New EMV chips may slow down shoppers
Major retailers and retail specialists warn that merchants unprepared for new payment technologies may fall behind this holiday shopping season, as recent changes to credit cards could slow down the checkout process for consumers.
EMV chips are changing the way customers pay
The more secure chip-based EMV cards are the payment card industry's attempt to tackle credit card fraud, benefiting merchants and consumers alike. The change could slow people down at the register, however, since the quick swipe of magnetic strip cards is replaced by the insert-and-hold reading method.
According to The Detroit News, retailers report issues with customers making mistakes at the checkout terminal because they are not used to the new procedures yet, as shoppers are likely to slide cards that need to be inserted or pull them out of machines before they are read. While typically only adding a few seconds to the process, in a long line, those seconds can add up to extended wait times – wait time that retail consult Neil Stern, senior partner at McMillianDoolittle, said could frustrate customers.
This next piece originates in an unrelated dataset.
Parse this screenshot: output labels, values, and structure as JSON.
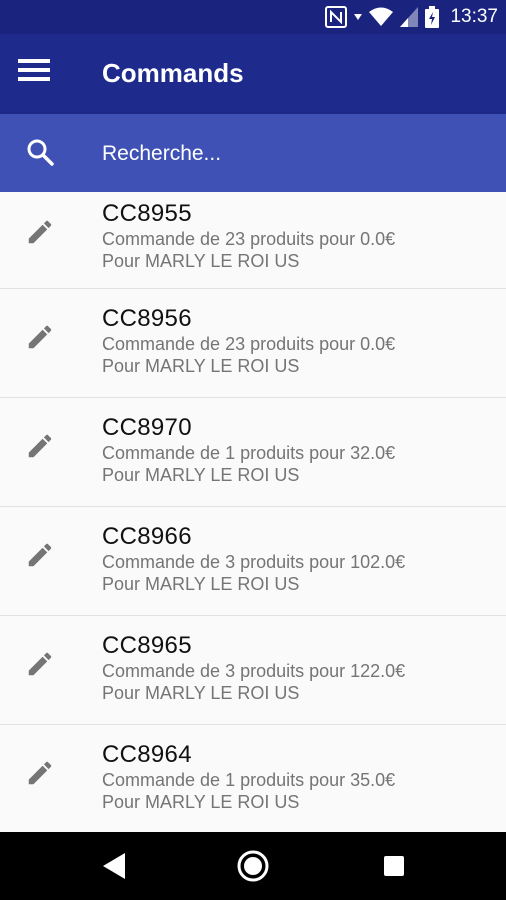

"The brick-and-mortar retailers are already fighting an uphill battle against pure-play eCommerce retailers, so the last thing they need are more reasons for customers to be ticked off at them," Stern told The Detroit News.
Adapting to the changes for retailers
The best way for merchants to face this challenge is to go into the busy holiday shopping season prepared. If retailers are ready for the added wait and the potential responses from customers, they can have solutions set to go.
"We put a ton of effort into making sure our team members are equipped to answer questions," Target spokesperson Molly Snyder said of the corporation's plans for accepting more secure payments.
Merchants can also keep problems at bay by making all of their other operations run as smoothly and efficiently as possible. Utilizing tools such as a comprehensive warehouse management system or multi-channel order manager ensures that businesses are not sidetracked with errors that come from a lack of organization or an overly-complicated tracking system.
Retailers will also benefit from increasing the ways consumers can shop from them. If stores themselves are hectic and deter some consumers from standing in the longer and slower lines that are expected this season, having an online marketplace can provide an avenue for customers to shop for products, even if they don't want to physically visit an establishment.